Ve trombotik hastalığı daha etkili bir şekilde önlemek için? “Uzmanların vurguladığı bir diğer önemli risk miktarı, kalp krizi ve atardamarlarda trombüs oluşumu nedeniyle ani ölüme karşı yetersiz korunmayla bağlantılıdır. Şu ana kadar kendimizi çok güçlü bir anti-trombotik tedaviyle bu riske karşı koruduk. Aspirin Ancak burada da belki yeni antitrombosit ve antikoagülan ilaçlarla bu riske karşı daha iyi şeyler yapabiliriz; ilklerinin arasında bir süredir kullanımda olan tikagrelor gibi ‘süper ilaç’ olarak da kullanılabilen ilaçlar da var. -aspirin ‘; ikincisi arasında, yeni oral antikoagülanların, faktör XI inhibitörlerinin yakında ortaya çıkmasıyla büyük ilgi yaratılıyor.”


Peki ya iltihap? Neden kalp krizi riskine katkıda bulunur ve kendinizi nasıl koruyabilirsiniz?
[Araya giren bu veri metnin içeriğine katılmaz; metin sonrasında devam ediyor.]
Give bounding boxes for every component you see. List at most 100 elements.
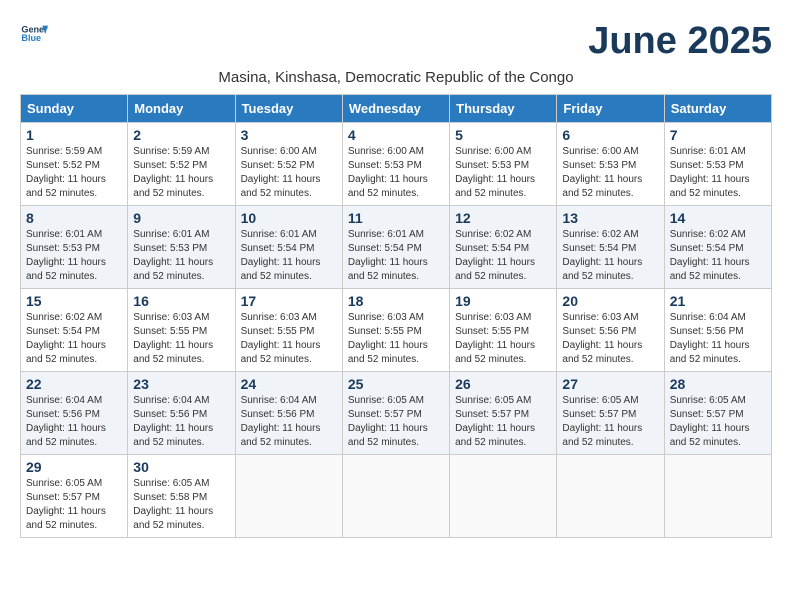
day-info: Sunrise: 6:02 AM Sunset: 5:54 PM Dayligh… <box>670 228 766 284</box>
calendar-cell: 2 Sunrise: 5:59 AM Sunset: 5:52 PM Dayli… <box>128 123 235 206</box>
day-number: 26 <box>455 376 551 392</box>
calendar-cell: 12 Sunrise: 6:02 AM Sunset: 5:54 PM Dayl… <box>450 206 557 289</box>
logo: General Blue <box>20 20 48 48</box>
calendar-cell: 1 Sunrise: 5:59 AM Sunset: 5:52 PM Dayli… <box>21 123 128 206</box>
calendar-cell: 29 Sunrise: 6:05 AM Sunset: 5:57 PM Dayl… <box>21 455 128 538</box>
calendar-cell: 11 Sunrise: 6:01 AM Sunset: 5:54 PM Dayl… <box>342 206 449 289</box>
day-info: Sunrise: 6:03 AM Sunset: 5:55 PM Dayligh… <box>348 311 444 367</box>
day-info: Sunrise: 6:05 AM Sunset: 5:58 PM Dayligh… <box>133 477 229 533</box>
calendar-cell: 27 Sunrise: 6:05 AM Sunset: 5:57 PM Dayl… <box>557 372 664 455</box>
day-of-week-header: Sunday <box>21 95 128 123</box>
day-number: 19 <box>455 293 551 309</box>
day-number: 5 <box>455 127 551 143</box>
calendar-cell: 13 Sunrise: 6:02 AM Sunset: 5:54 PM Dayl… <box>557 206 664 289</box>
calendar-cell <box>342 455 449 538</box>
day-info: Sunrise: 6:00 AM Sunset: 5:53 PM Dayligh… <box>455 145 551 201</box>
calendar-cell: 16 Sunrise: 6:03 AM Sunset: 5:55 PM Dayl… <box>128 289 235 372</box>
calendar-cell: 7 Sunrise: 6:01 AM Sunset: 5:53 PM Dayli… <box>664 123 771 206</box>
calendar-cell: 26 Sunrise: 6:05 AM Sunset: 5:57 PM Dayl… <box>450 372 557 455</box>
calendar-cell: 28 Sunrise: 6:05 AM Sunset: 5:57 PM Dayl… <box>664 372 771 455</box>
day-number: 7 <box>670 127 766 143</box>
calendar-cell: 4 Sunrise: 6:00 AM Sunset: 5:53 PM Dayli… <box>342 123 449 206</box>
day-info: Sunrise: 6:05 AM Sunset: 5:57 PM Dayligh… <box>348 394 444 450</box>
day-of-week-header: Tuesday <box>235 95 342 123</box>
day-number: 13 <box>562 210 658 226</box>
day-info: Sunrise: 6:02 AM Sunset: 5:54 PM Dayligh… <box>562 228 658 284</box>
day-info: Sunrise: 6:00 AM Sunset: 5:53 PM Dayligh… <box>562 145 658 201</box>
day-info: Sunrise: 6:02 AM Sunset: 5:54 PM Dayligh… <box>26 311 122 367</box>
day-info: Sunrise: 6:01 AM Sunset: 5:53 PM Dayligh… <box>26 228 122 284</box>
day-number: 27 <box>562 376 658 392</box>
day-of-week-header: Saturday <box>664 95 771 123</box>
month-title: June 2025 <box>588 20 772 63</box>
day-of-week-header: Friday <box>557 95 664 123</box>
day-info: Sunrise: 6:03 AM Sunset: 5:55 PM Dayligh… <box>455 311 551 367</box>
calendar-cell: 3 Sunrise: 6:00 AM Sunset: 5:52 PM Dayli… <box>235 123 342 206</box>
calendar-cell: 18 Sunrise: 6:03 AM Sunset: 5:55 PM Dayl… <box>342 289 449 372</box>
day-info: Sunrise: 6:04 AM Sunset: 5:56 PM Dayligh… <box>26 394 122 450</box>
subtitle: Masina, Kinshasa, Democratic Republic of… <box>20 69 772 86</box>
day-number: 16 <box>133 293 229 309</box>
calendar: SundayMondayTuesdayWednesdayThursdayFrid… <box>20 94 772 538</box>
day-of-week-header: Monday <box>128 95 235 123</box>
calendar-cell: 19 Sunrise: 6:03 AM Sunset: 5:55 PM Dayl… <box>450 289 557 372</box>
day-number: 6 <box>562 127 658 143</box>
day-info: Sunrise: 6:01 AM Sunset: 5:54 PM Dayligh… <box>241 228 337 284</box>
logo-icon: General Blue <box>20 20 48 48</box>
calendar-cell: 20 Sunrise: 6:03 AM Sunset: 5:56 PM Dayl… <box>557 289 664 372</box>
day-info: Sunrise: 6:05 AM Sunset: 5:57 PM Dayligh… <box>670 394 766 450</box>
calendar-cell <box>664 455 771 538</box>
day-info: Sunrise: 6:03 AM Sunset: 5:56 PM Dayligh… <box>562 311 658 367</box>
day-of-week-header: Wednesday <box>342 95 449 123</box>
calendar-cell: 6 Sunrise: 6:00 AM Sunset: 5:53 PM Dayli… <box>557 123 664 206</box>
day-number: 23 <box>133 376 229 392</box>
calendar-cell: 21 Sunrise: 6:04 AM Sunset: 5:56 PM Dayl… <box>664 289 771 372</box>
day-number: 11 <box>348 210 444 226</box>
calendar-cell: 5 Sunrise: 6:00 AM Sunset: 5:53 PM Dayli… <box>450 123 557 206</box>
calendar-cell <box>557 455 664 538</box>
day-number: 14 <box>670 210 766 226</box>
day-number: 10 <box>241 210 337 226</box>
day-info: Sunrise: 6:01 AM Sunset: 5:54 PM Dayligh… <box>348 228 444 284</box>
day-number: 21 <box>670 293 766 309</box>
calendar-cell: 30 Sunrise: 6:05 AM Sunset: 5:58 PM Dayl… <box>128 455 235 538</box>
day-info: Sunrise: 6:03 AM Sunset: 5:55 PM Dayligh… <box>241 311 337 367</box>
day-info: Sunrise: 6:04 AM Sunset: 5:56 PM Dayligh… <box>670 311 766 367</box>
day-info: Sunrise: 6:01 AM Sunset: 5:53 PM Dayligh… <box>133 228 229 284</box>
day-number: 9 <box>133 210 229 226</box>
calendar-cell: 24 Sunrise: 6:04 AM Sunset: 5:56 PM Dayl… <box>235 372 342 455</box>
day-info: Sunrise: 6:00 AM Sunset: 5:52 PM Dayligh… <box>241 145 337 201</box>
day-info: Sunrise: 6:00 AM Sunset: 5:53 PM Dayligh… <box>348 145 444 201</box>
calendar-cell <box>235 455 342 538</box>
calendar-cell: 8 Sunrise: 6:01 AM Sunset: 5:53 PM Dayli… <box>21 206 128 289</box>
calendar-cell: 25 Sunrise: 6:05 AM Sunset: 5:57 PM Dayl… <box>342 372 449 455</box>
calendar-cell: 17 Sunrise: 6:03 AM Sunset: 5:55 PM Dayl… <box>235 289 342 372</box>
svg-text:Blue: Blue <box>21 33 41 43</box>
day-number: 29 <box>26 459 122 475</box>
day-info: Sunrise: 6:04 AM Sunset: 5:56 PM Dayligh… <box>133 394 229 450</box>
day-number: 3 <box>241 127 337 143</box>
day-number: 24 <box>241 376 337 392</box>
day-number: 12 <box>455 210 551 226</box>
calendar-cell: 9 Sunrise: 6:01 AM Sunset: 5:53 PM Dayli… <box>128 206 235 289</box>
day-info: Sunrise: 6:05 AM Sunset: 5:57 PM Dayligh… <box>26 477 122 533</box>
day-number: 1 <box>26 127 122 143</box>
day-info: Sunrise: 5:59 AM Sunset: 5:52 PM Dayligh… <box>26 145 122 201</box>
day-number: 18 <box>348 293 444 309</box>
day-info: Sunrise: 5:59 AM Sunset: 5:52 PM Dayligh… <box>133 145 229 201</box>
calendar-cell: 15 Sunrise: 6:02 AM Sunset: 5:54 PM Dayl… <box>21 289 128 372</box>
calendar-cell: 10 Sunrise: 6:01 AM Sunset: 5:54 PM Dayl… <box>235 206 342 289</box>
day-number: 22 <box>26 376 122 392</box>
day-number: 28 <box>670 376 766 392</box>
day-number: 20 <box>562 293 658 309</box>
day-number: 4 <box>348 127 444 143</box>
day-number: 30 <box>133 459 229 475</box>
day-number: 25 <box>348 376 444 392</box>
day-info: Sunrise: 6:05 AM Sunset: 5:57 PM Dayligh… <box>562 394 658 450</box>
day-number: 17 <box>241 293 337 309</box>
day-number: 2 <box>133 127 229 143</box>
day-info: Sunrise: 6:01 AM Sunset: 5:53 PM Dayligh… <box>670 145 766 201</box>
day-number: 8 <box>26 210 122 226</box>
day-info: Sunrise: 6:05 AM Sunset: 5:57 PM Dayligh… <box>455 394 551 450</box>
day-info: Sunrise: 6:02 AM Sunset: 5:54 PM Dayligh… <box>455 228 551 284</box>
Kardiyovasküler Bilimler Mükemmeliyet Merkezi direktörü Gemelli Isola-Fatebenefratelli Isola Tiberina şöyle yanıtlıyor: “Enflamasyon büyük ölçüde ‘çevresel’ risk faktörleri, yani yanlış görüş tarzı tarafından belirleniyor – Ve bu artık iltihaplanma riskini işaret eden işaret C’dir.” – Bir tür barometre olan reaktif protein (Pcr), obeziteyle, hareketsiz yaşam tarzıyla ve Akdeniz diyetinin temel unsurları olan meyve ve sebzeden fakir bir diyet uygulayan kişilerde seviyeleri arttığı için inflamatuar bir risk vardır. “Kısmen kesinlikle düzeltilmesi gereken yanlış yaşam tarzlarıyla bağlantılı. Ancak yüksek CRP’nin ortaya çıkardığı yanlış yaşam tarzından kaynaklanan iltihabı düzelttiğimizde bile, uygun ilaçlarla ele alınması gereken bir miktar iltihaplanma riski hala mevcut.”
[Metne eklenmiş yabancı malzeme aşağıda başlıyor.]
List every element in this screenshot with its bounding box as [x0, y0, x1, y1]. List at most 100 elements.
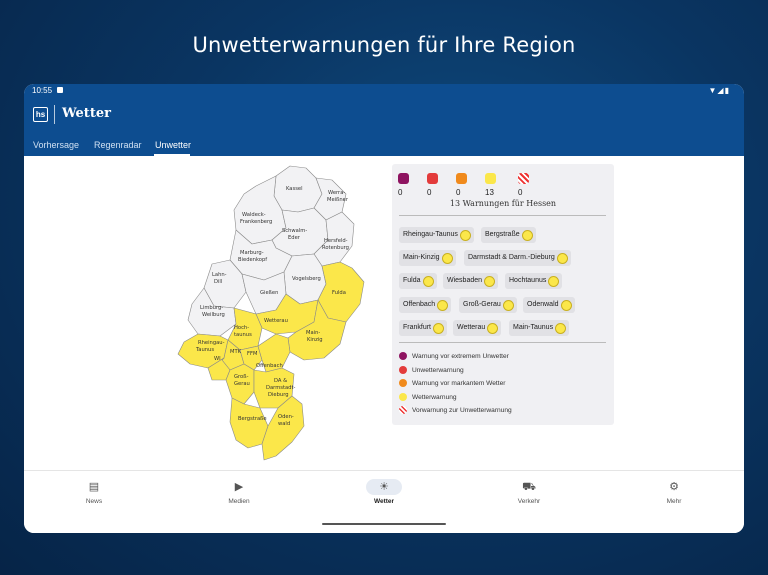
warning-dot-icon: [521, 230, 533, 241]
legend-label: Wetterwarnung: [412, 394, 457, 401]
tablet-screen: 10:55 ▼◢▮ hs Wetter Vorhersage Regenrada…: [24, 84, 744, 533]
warning-dot-icon: [441, 253, 453, 264]
legend-label: Warnung vor markantem Wetter: [412, 380, 506, 387]
warning-dot-icon: [487, 323, 499, 334]
label-gerau: Gerau: [234, 381, 250, 387]
label-dill: Dill: [214, 279, 222, 285]
nav-wetter-label: Wetter: [373, 498, 395, 505]
app-title: Wetter: [62, 106, 111, 121]
tab-unwetter[interactable]: Unwetter: [155, 140, 191, 150]
label-wetterau: Wetterau: [264, 318, 288, 324]
chip-main-taunus[interactable]: Main-Taunus: [509, 320, 570, 336]
chip-offenbach[interactable]: Offenbach: [399, 297, 452, 313]
label-ffm: FFM: [247, 351, 257, 357]
warning-dot-icon: [437, 300, 449, 311]
nav-medien-label: Medien: [228, 498, 250, 505]
legend-markant: Warnung vor markantem Wetter: [399, 379, 505, 389]
chip-wetterau[interactable]: Wetterau: [453, 320, 502, 336]
label-waldeck: Waldeck-: [242, 212, 266, 218]
chip-rheingau-taunus[interactable]: Rheingau-Taunus: [399, 227, 474, 243]
tab-regenradar[interactable]: Regenradar: [94, 140, 142, 150]
label-main: Main-: [306, 330, 320, 336]
count-wetter[interactable]: 13: [485, 172, 500, 197]
label-limburg: Limburg-: [200, 305, 223, 311]
label-giessen: Gießen: [260, 290, 278, 296]
label-hoch: Hoch-: [234, 325, 249, 331]
chip-label: Main-Kinzig: [403, 254, 440, 261]
legend-label: Vorwarnung zur Unwetterwarnung: [412, 407, 512, 414]
chip-fulda[interactable]: Fulda: [399, 273, 437, 289]
label-mtk: MTK: [230, 349, 242, 355]
label-eder: Eder: [288, 235, 301, 241]
label-da: DA &: [274, 378, 287, 384]
app-bar: hs Wetter Vorhersage Regenradar Unwetter: [24, 98, 744, 156]
warning-dot-icon: [556, 253, 568, 264]
chip-label: Wiesbaden: [447, 277, 483, 284]
count-vorwarnung[interactable]: 0: [518, 172, 533, 197]
notification-icon: [57, 87, 63, 93]
label-wi: WI: [214, 356, 221, 362]
chip-label: Hochtaunus: [509, 277, 547, 284]
hessen-warning-map[interactable]: Kassel Waldeck- Frankenberg Werra- Meißn…: [164, 164, 389, 469]
nav-news[interactable]: ▤ News: [54, 479, 134, 505]
nav-medien[interactable]: ▶ Medien: [199, 479, 279, 505]
chip-label: Odenwald: [527, 301, 559, 308]
label-bergstrasse: Bergstraße: [238, 416, 267, 422]
nav-verkehr[interactable]: ⛟ Verkehr: [489, 479, 569, 505]
tab-vorhersage[interactable]: Vorhersage: [33, 140, 79, 150]
legend-dot-icon: [399, 366, 407, 375]
nav-mehr[interactable]: ⚙ Mehr: [634, 479, 714, 505]
chip-label: Main-Taunus: [513, 324, 554, 331]
count-unwetter[interactable]: 0: [427, 172, 442, 197]
label-taunus: taunus: [234, 332, 252, 338]
count-unwetter-value: 0: [427, 188, 432, 197]
chip-main-kinzig[interactable]: Main-Kinzig: [399, 250, 456, 266]
label-lahn: Lahn-: [212, 272, 227, 278]
count-markant[interactable]: 0: [456, 172, 471, 197]
label-vogelsberg: Vogelsberg: [292, 276, 321, 282]
gesture-home-bar[interactable]: [322, 523, 446, 525]
tab-bar: Vorhersage Regenradar Unwetter: [24, 136, 744, 156]
warning-panel: 0 0 0 13 0 13 Warnungen für Hessen Rhein…: [392, 164, 614, 425]
chip-bergstrasse[interactable]: Bergstraße: [481, 227, 536, 243]
weather-icon: ☀: [366, 479, 402, 495]
label-rheingau-taunus: Taunus: [195, 347, 214, 353]
chip-label: Rheingau-Taunus: [403, 231, 458, 238]
nav-verkehr-label: Verkehr: [517, 498, 541, 505]
chip-wiesbaden[interactable]: Wiesbaden: [443, 273, 499, 289]
label-meissner: Meißner: [327, 197, 349, 203]
chip-label: Wetterau: [457, 324, 486, 331]
count-extreme-value: 0: [398, 188, 403, 197]
legend-hatch-icon: [399, 406, 407, 415]
label-werra: Werra-: [328, 190, 345, 196]
unwetter-swatch: [427, 173, 438, 185]
legend-dot-icon: [399, 379, 407, 388]
label-darmstadt: Darmstadt-: [266, 385, 296, 391]
chip-frankfurt[interactable]: Frankfurt: [399, 320, 448, 336]
chip-gross-gerau[interactable]: Groß-Gerau: [459, 297, 517, 313]
chip-darmstadt[interactable]: Darmstadt & Darm.-Dieburg: [464, 250, 571, 266]
nav-wetter[interactable]: ☀ Wetter: [344, 479, 424, 505]
warning-dot-icon: [502, 300, 514, 311]
count-extreme[interactable]: 0: [398, 172, 413, 197]
label-rotenburg: Rotenburg: [322, 245, 349, 251]
chip-hochtaunus[interactable]: Hochtaunus: [505, 273, 563, 289]
label-wald: wald: [278, 421, 290, 427]
promo-headline: Unwetterwarnungen für Ihre Region: [192, 33, 576, 57]
system-status-icons: ▼◢▮: [708, 86, 730, 95]
chip-odenwald[interactable]: Odenwald: [523, 297, 575, 313]
chip-label: Bergstraße: [485, 231, 520, 238]
traffic-icon: ⛟: [522, 481, 536, 493]
hs-logo-icon[interactable]: hs: [33, 107, 48, 122]
logo-divider: [54, 105, 55, 124]
warning-dot-icon: [433, 323, 445, 334]
extreme-swatch: [398, 173, 409, 185]
status-time: 10:55: [32, 86, 53, 95]
label-schwalm: Schwalm-: [282, 228, 307, 234]
label-weilburg: Weilburg: [202, 312, 225, 318]
label-biedenkopf: Biedenkopf: [238, 257, 267, 263]
legend-dot-icon: [399, 352, 407, 361]
count-wetter-value: 13: [485, 188, 494, 197]
legend-label: Unwetterwarnung: [412, 367, 464, 374]
label-gross: Groß-: [234, 374, 249, 380]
“Crea’ya göre son randomize çalışmalar, gut ve perikardite karşı onlarca yıldır kullanılan eski bir ilaç olan kolşisinin, her şeyden önce ikincil korunmada, yani zaten iskemik kalp hastalığı öyküsü olanlarda etkili olduğunu ortaya çıkardı. bu deneklerde geleneksel tedavi prognozu iyileştirir. Bu çalışmaların sonuçları o kadar ikna ediciydi ki, Avrupa (EMA) ve Amerika (FDA) düzenleyici otoriteleri, kalp krizinin ikincil önlenmesinde kolşisin kullanımını zaten onayladı. Bu klinik araştırmalar ayrıca, ilk kez 1994 yılında ‘New England Journal of Medicine’de yayınlanan bir çalışmayla öne sürdüğümüz, kalp krizinin oluşumuna ilişkin inflamatuar hipotezi kesin olarak doğruluyorlar.”
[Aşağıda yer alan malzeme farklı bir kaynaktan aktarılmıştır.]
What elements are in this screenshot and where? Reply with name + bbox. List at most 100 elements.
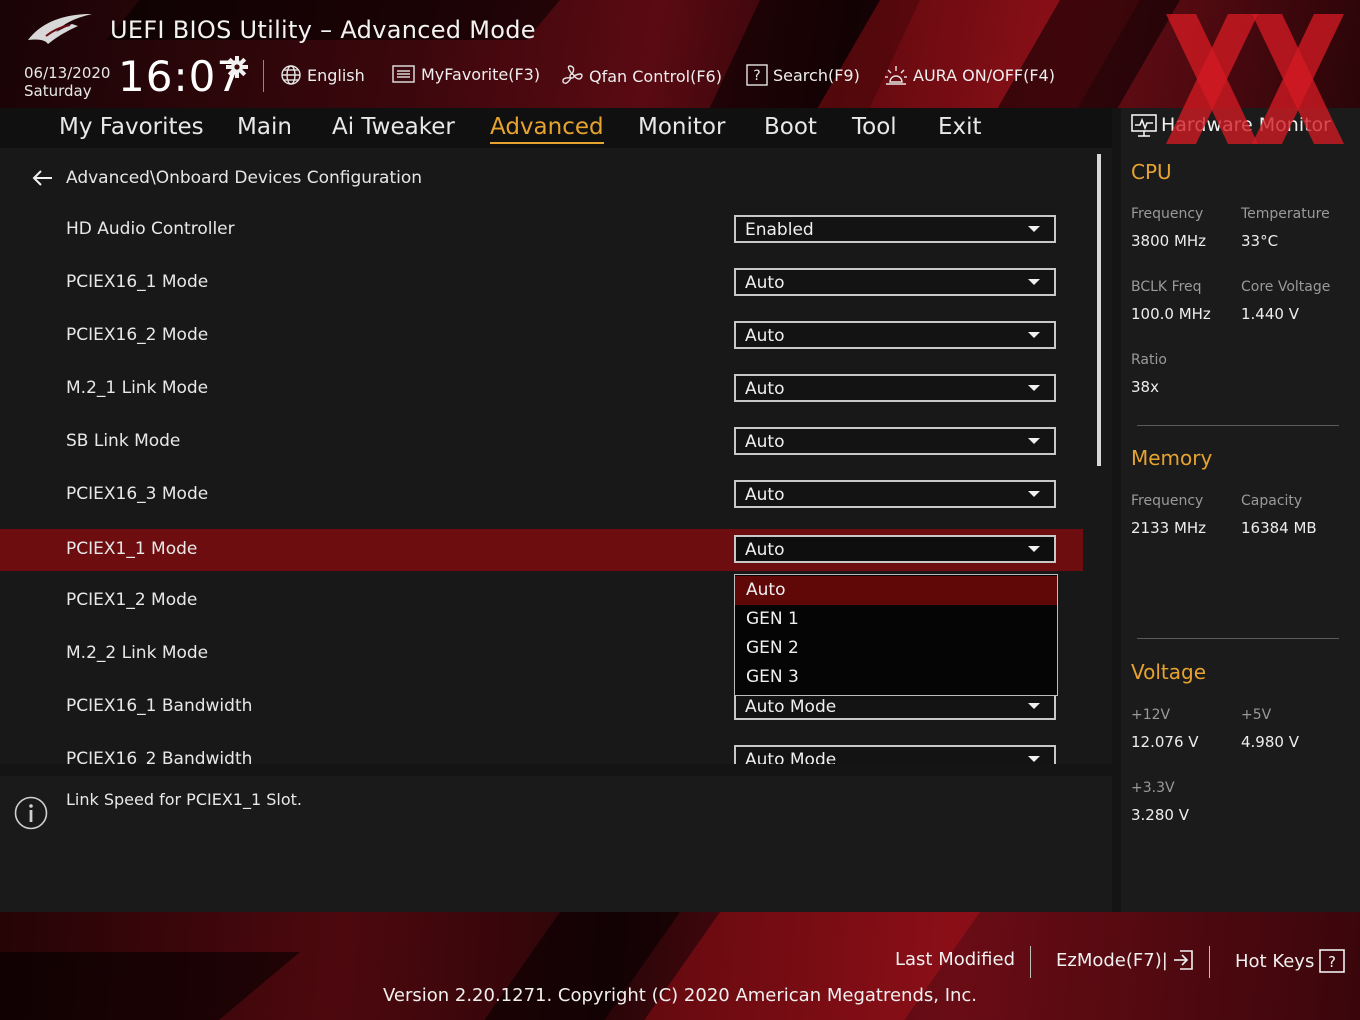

Peki çevresel risk faktörleri arasında? “Uzman, özellikle büyük şehirde yaşayanlar için, hava kirliliğiyle bağlantılı sözde çevresel riskin de dikkate alınması gerektiğine dikkat çekiyor. Bu, aterosklerotik hastalığa yol açan mekanizmalar üzerinde derinlemesine etki eden bir risktir. , kalp krizi ve felç. Bu durumda farmakolojik tedavilerle mücadele etmek mümkün değildir ve yalnızca minimum düzeyde yeterli davranış uygulanabilir. Ve bu kesinlikle etkili siyasi tercihlerle ele alınması gereken, azaltabilecek bir risktir. Şehirlerimizdeki kirlilik seviyeleri. Crea, yalnızca sağlıkla bağlantılı olmayan çevresel risklerin tehlikeli bir şekilde geri dönüşü olmayan noktaya ulaştığı konusunda uyarıyor”.